Gail Toscano is the Preparedness and Resiliency Manager for the American Red Cross Northeast PA Region.
- Posted byon October 17, 2013 at 12:52 PM EST
Emily was recognized as a White House Champion of Change in Community Resilience and Preparedness.
After nearly a decade with the American Red Cross, I’ve witnessed how communities respond to and recover from disasters of all kinds. I’ve seen ordinary people perform extraordinary acts of heroism and selflessness and realized how much we rely on each other when disaster strikes. Although emergency personnel deploy immediately after a disaster and humanitarian organizations like the Red Cross and the Salvation Army serve the community until the last disaster-related needs are met, our agencies simply cannot be everywhere at once. Every one of us, the ordinary people who live and work together and form the fabric of our communities, has the ability and the responsibility to take care of one another when disaster hits home.
My mission is to prepare as many people as possible with the skills and resources necessary to become those powerful yet humble heroes who can help when a disaster strikes their family, workplace, or community. Recognizing that neighbors are the true “first responders” in any crisis, the Red Cross Gateway to the Golden State Region launched Ready Neighborhoods, a four-year initiative designed to transform 50 targeted neighborhoods into models of disaster readiness. This collaborative effort is led by local individuals and organizations within each community and is facilitated by the Red Cross and sponsored by Pacific Gas and Electric Company.
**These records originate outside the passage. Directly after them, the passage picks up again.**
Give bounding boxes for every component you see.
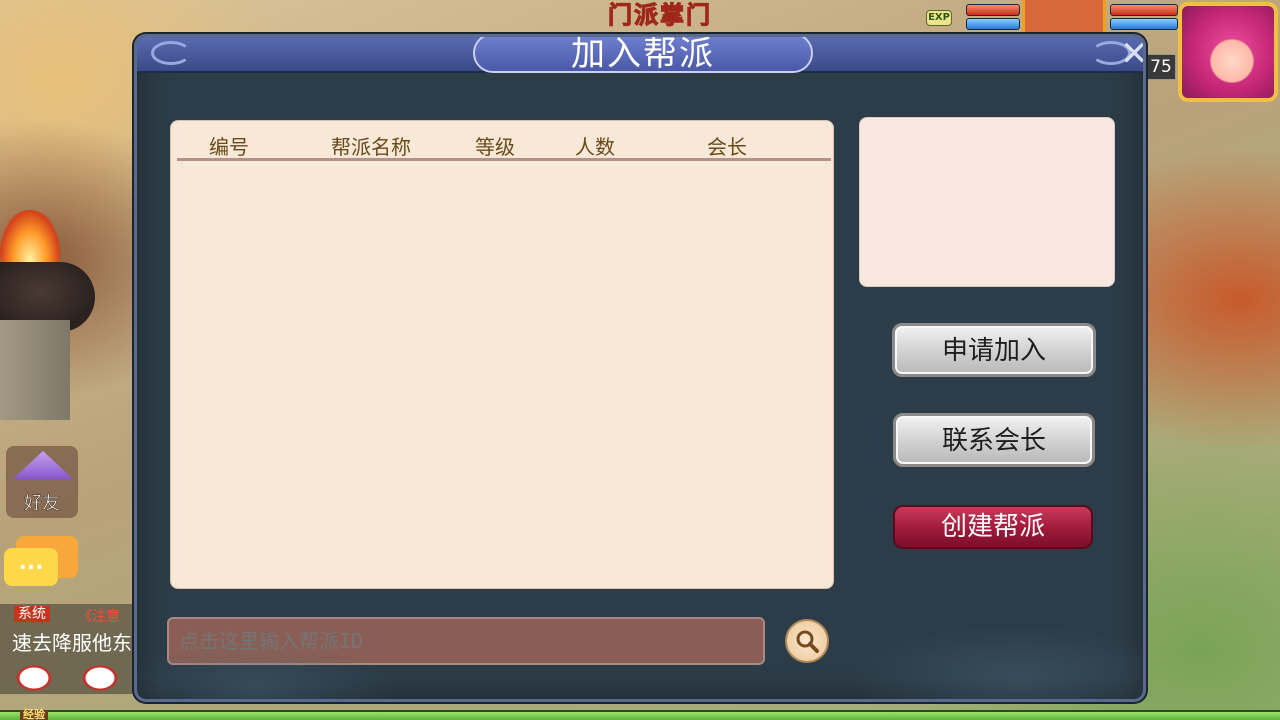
guild-list-body[interactable] [177,165,831,585]
title-plate: 加入帮派 [473,34,813,74]
chat-bubble-icon: ... [4,548,58,586]
player-level: 75 [1146,54,1176,80]
search-button[interactable] [785,619,829,663]
magnifier-icon [796,630,819,653]
column-header-id: 编号 [209,135,249,159]
cloud-swirl-icon [151,41,191,65]
create-guild-button[interactable]: 创建帮派 [893,505,1093,549]
pet-mp-bar [966,18,1020,30]
guild-id-search-input[interactable] [167,617,765,665]
pet-portrait[interactable] [1022,0,1106,38]
experience-label: 经验 [20,709,48,720]
contact-leader-button[interactable]: 联系会长 [893,413,1095,467]
emoji-icon [12,662,56,692]
close-button[interactable]: ✕ [1120,37,1143,71]
chat-warning: 《注意 [78,609,120,625]
experience-bar [0,710,1280,720]
dialog-title: 加入帮派 [571,34,715,74]
column-header-members: 人数 [575,135,615,159]
friend-hat-icon [13,451,73,479]
apply-join-button[interactable]: 申请加入 [892,323,1096,377]
chat-system-tag: 系统 [14,606,50,622]
guild-list-header: 编号 帮派名称 等级 人数 会长 [177,121,831,161]
player-mp-bar [1110,18,1178,30]
guild-info-panel [859,117,1115,287]
emoji-icon [78,662,122,692]
guild-list-panel: 编号 帮派名称 等级 人数 会长 [170,120,834,589]
column-header-level: 等级 [475,135,515,159]
event-title[interactable]: 门派掌门 [600,0,720,30]
column-header-name: 帮派名称 [331,135,411,159]
chat-message: 速去降服他东 [12,631,132,655]
friends-label: 好友 [24,493,61,515]
friends-button[interactable]: 好友 [6,446,78,518]
join-guild-dialog: 加入帮派 ✕ 编号 帮派名称 等级 人数 会长 申请加入 联系会长 创建帮派 [134,34,1146,702]
player-hp-bar [1110,4,1178,16]
stone-pedestal [0,320,70,420]
column-header-leader: 会长 [707,135,747,159]
pet-hp-bar [966,4,1020,16]
exp-badge: EXP [926,10,952,26]
player-avatar[interactable] [1178,2,1278,102]
chat-button[interactable]: ... [4,536,78,596]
Ready Neighborhoods programming empowers local residents and organizations with the skills and tools they need now—before disaster strikes—to effectively respond when the time comes. Resources are focused on low-income, immigrant, and underserved communities that are most adversely affected by disasters and face the hardest road to recovery. The programming utilizes the Red Cross Community Resilience Strategy, a framework that involves all sectors of the community to build relationships and trust and leverages local assets to promote preparedness and resilience in a culturally appropriate way.
The youth are also vital and will conduct neighborhood assessments using the “Map your Block” tool supported by our partners at San Francisco Department of Emergency Management, Neighborhood Emergency Response Team, and SF SAFE. At Save-a-Life Saturday, youth volunteers also teach lifesaving skills to hundreds of community residents.
Since the launch of Ready Neighborhoods, the Red Cross has trained nearly 50,000 individuals in 16 neighborhoods through a team of volunteers teaching in Cantonese, English, Mandarin, Spanish, Tagalog, and Vietnamese. More than 500 residents are now prepared to open and operate community shelters. Together with our partners we are increasing the resilience of our communities, and everyday people—our neighbors, friends, colleagues, and families—are honing their own preparedness superpowers to become the next everyday heroes.
Emily White is the Regional Director of Preparedness for the American Red Cross Gateway to the Golden State Region headquartered in San Francisco.